• Cell Towers Need Permits; Meeting Set for October 23


    by Mitch Lehman

    Verizon Wireless must receive a retroactive condition use permit, or CUP, from the City of San Marino for a cell phone tower that was constructed in December, 2005 at the maintenance yard near Valentine Elementary and Huntington Middle Schools but never received proper certification.

    The CUP hearing will be held in the Barth Community Room at the Crowell Public Library on Wednesday, October 23 at 7:00 p.m.

    An advisory committee created by the San Marino Unified School District – comprised of community members, district staff and two school board liaisons – found the towers to be out of compliance due to the absence of a CUP from the City of San Marino. According to Dave Saldaña, the director of planning and building, Verizon was initially told they did not need a permit since the tower would be located on school property.

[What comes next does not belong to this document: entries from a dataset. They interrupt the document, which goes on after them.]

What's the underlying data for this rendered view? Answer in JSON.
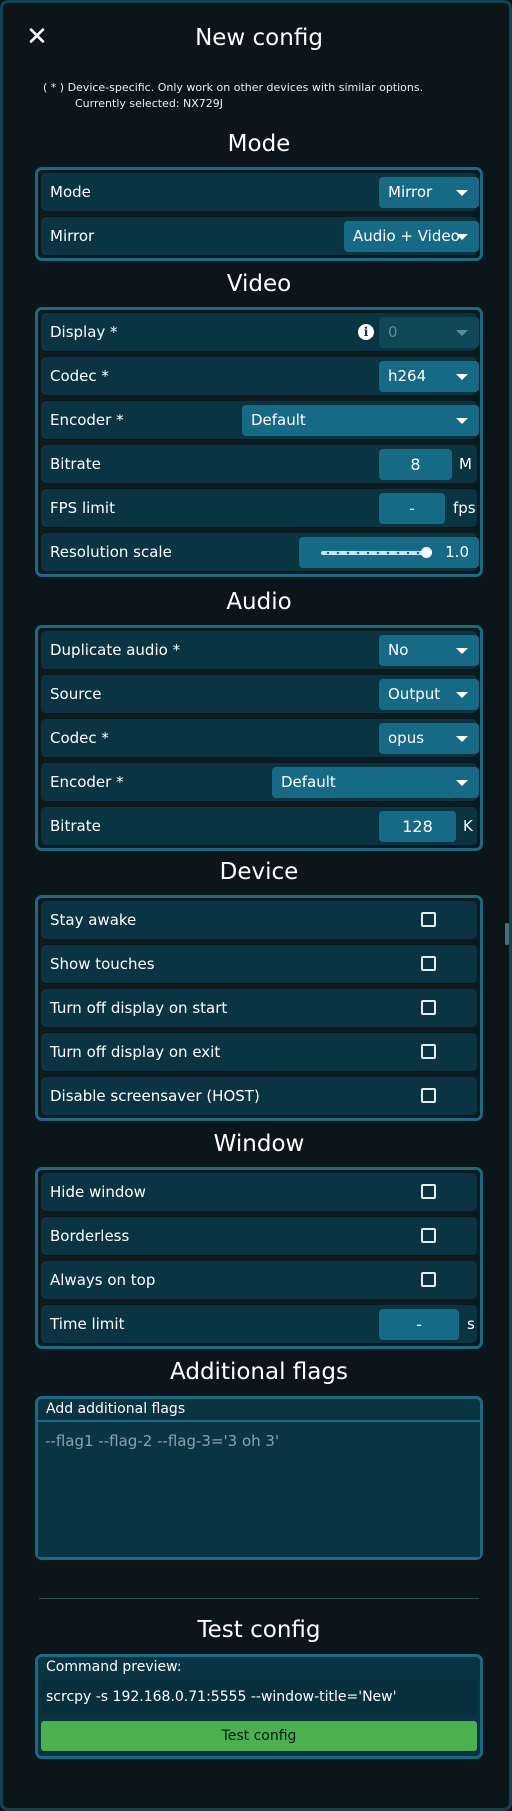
{
  "header": {
    "title": "New config",
    "close_icon": "close-icon"
  },
  "note": {
    "line1": "( * ) Device-specific. Only work on other devices with similar options.",
    "line2": "Currently selected: NX729J"
  },
  "mode": {
    "title": "Mode",
    "mode_label": "Mode",
    "mode_value": "Mirror",
    "mirror_label": "Mirror",
    "mirror_value": "Audio + Video"
  },
  "video": {
    "title": "Video",
    "display_label": "Display *",
    "display_value": "0",
    "codec_label": "Codec *",
    "codec_value": "h264",
    "encoder_label": "Encoder *",
    "encoder_value": "Default",
    "bitrate_label": "Bitrate",
    "bitrate_value": "8",
    "bitrate_unit": "M",
    "fps_label": "FPS limit",
    "fps_value": "-",
    "fps_unit": "fps",
    "scale_label": "Resolution scale",
    "scale_value": "1.0",
    "scale_level": 1.0
  },
  "audio": {
    "title": "Audio",
    "duplicate_label": "Duplicate audio *",
    "duplicate_value": "No",
    "source_label": "Source",
    "source_value": "Output",
    "codec_label": "Codec *",
    "codec_value": "opus",
    "encoder_label": "Encoder *",
    "encoder_value": "Default",
    "bitrate_label": "Bitrate",
    "bitrate_value": "128",
    "bitrate_unit": "K"
  },
  "device": {
    "title": "Device",
    "items": [
      {
        "label": "Stay awake",
        "checked": false
      },
      {
        "label": "Show touches",
        "checked": false
      },
      {
        "label": "Turn off display on start",
        "checked": false
      },
      {
        "label": "Turn off display on exit",
        "checked": false
      },
      {
        "label": "Disable screensaver (HOST)",
        "checked": false
      }
    ]
  },
  "window": {
    "title": "Window",
    "items": [
      {
        "label": "Hide window",
        "checked": false
      },
      {
        "label": "Borderless",
        "checked": false
      },
      {
        "label": "Always on top",
        "checked": false
      }
    ],
    "time_label": "Time limit",
    "time_value": "-",
    "time_unit": "s"
  },
  "flags": {
    "title": "Additional flags",
    "label": "Add additional flags",
    "placeholder": "--flag1 --flag-2 --flag-3='3 oh 3'"
  },
  "test": {
    "title": "Test config",
    "preview_label": "Command preview:",
    "preview_value": "scrcpy -s 192.168.0.71:5555 --window-title='New'",
    "button_label": "Test config"
  },
  "colors": {
    "accent": "#176a86",
    "row_bg": "#0b3442",
    "border": "#1a6a84",
    "button_green": "#4caf50"
  }
}
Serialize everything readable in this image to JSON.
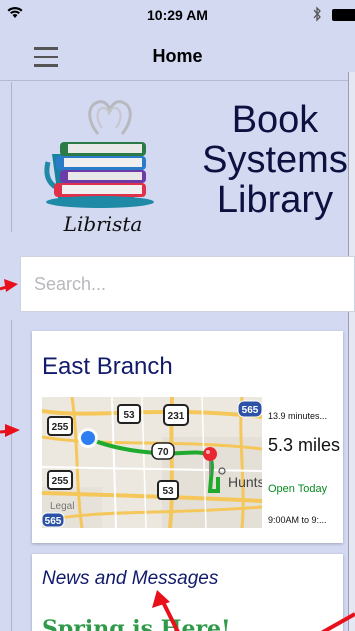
{
  "status_bar": {
    "time": "10:29 AM",
    "icons": [
      "wifi-icon",
      "bluetooth-icon",
      "battery-icon"
    ]
  },
  "nav": {
    "title": "Home",
    "menu_icon": "hamburger-menu-icon"
  },
  "logo": {
    "text": "Librista",
    "icon": "book-stack-cup-icon"
  },
  "library": {
    "title_lines": [
      "Book",
      "Systems",
      "Library"
    ]
  },
  "search": {
    "placeholder": "Search...",
    "value": ""
  },
  "branch": {
    "name": "East Branch",
    "eta": "13.9 minutes...",
    "distance": "5.3 miles",
    "status": "Open Today",
    "hours": "9:00AM to 9:...",
    "map": {
      "labels": [
        "Hunts",
        "Legal"
      ],
      "shields": [
        "255",
        "53",
        "231",
        "565",
        "70",
        "255",
        "53",
        "565"
      ]
    }
  },
  "news": {
    "title": "News and Messages",
    "headline": "Spring is Here!"
  },
  "colors": {
    "background": "#d4d9f2",
    "title_text": "#0d1140",
    "branch_title": "#111a6b",
    "open_status": "#0a8a22",
    "route": "#1faa2e",
    "headline": "#2f9a4a",
    "annotation_arrow": "#e8101a"
  }
}
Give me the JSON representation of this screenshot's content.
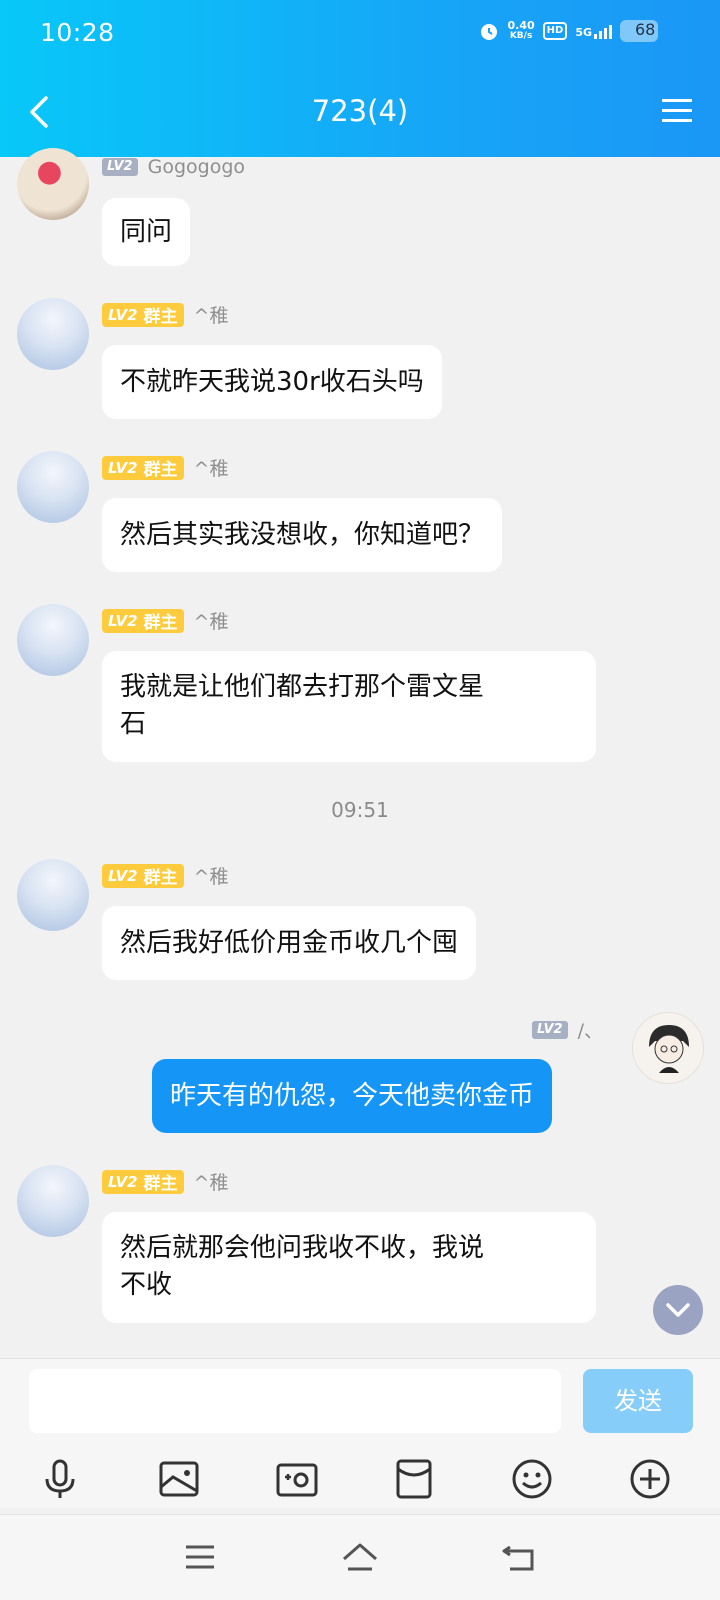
{
  "status_bar": {
    "time": "10:28",
    "speed_value": "0.40",
    "speed_unit": "KB/s",
    "hd": "HD",
    "network": "5G",
    "battery": "68"
  },
  "header": {
    "title": "723(4)"
  },
  "messages": [
    {
      "level": "LV2",
      "role": "",
      "nickname": "Gogogogo",
      "text": "同问"
    },
    {
      "level": "LV2",
      "role": "群主",
      "nickname": "^稚",
      "text": "不就昨天我说30r收石头吗"
    },
    {
      "level": "LV2",
      "role": "群主",
      "nickname": "^稚",
      "text": "然后其实我没想收，你知道吧？"
    },
    {
      "level": "LV2",
      "role": "群主",
      "nickname": "^稚",
      "text_line1": "我就是让他们都去打那个雷文星",
      "text_line2": "石"
    },
    {
      "level": "LV2",
      "role": "群主",
      "nickname": "^稚",
      "text": "然后我好低价用金币收几个囤"
    },
    {
      "level": "LV2",
      "role": "",
      "nickname": "/、",
      "text": "昨天有的仇怨，今天他卖你金币"
    },
    {
      "level": "LV2",
      "role": "群主",
      "nickname": "^稚",
      "text_line1": "然后就那会他问我收不收，我说",
      "text_line2": "不收"
    }
  ],
  "timestamp": "09:51",
  "input": {
    "placeholder": "",
    "send_label": "发送"
  },
  "toolbar_icons": [
    "microphone-icon",
    "image-icon",
    "camera-icon",
    "red-packet-icon",
    "emoji-icon",
    "plus-icon"
  ],
  "system_nav_icons": [
    "menu-icon",
    "home-icon",
    "back-icon"
  ],
  "colors": {
    "header_gradient_start": "#08c8f8",
    "header_gradient_end": "#1b97f6",
    "my_bubble": "#1596f7",
    "owner_badge": "#fdcb3c",
    "level_badge": "#a7afc3",
    "background": "#f1f1f1"
  }
}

    Verizon also contacted the Department of the State Architect, or DSA, which must approve all construction on school properties. Since the tower was to be located in the maintenance yard adjacent to the two schools, Verizon was told their project did not need DSA approval. It was later determined that State approval is needed if the tower could land on school property if it fell or was knocked over. The tower at Huntington and Valentine could land on school property if it were to fall or be knocked to the ground and will need retroactive DSA approval.

    Both towers must also receive DSA approval due to their vicinity to earthquake faults. The San Marino High School tower sits atop the Raymond Fault and the Huntington-Valentine tower is located near another zone.

    The cell towers have been a point of contention since their construction and came to a head last year, when a local parent group challenged the district to have the towers removed. A public forum to hear expert opinions on the danger of cell towers brought no significant conclusions – about cell towers. Data was, however, conclusive that cell phones present a significant danger to users. At that time, The Tribune called for the school board to ban the use of cell phones on all district property.

    A school board member said yesterday the idea was “casually mentioned” but never put before a vote.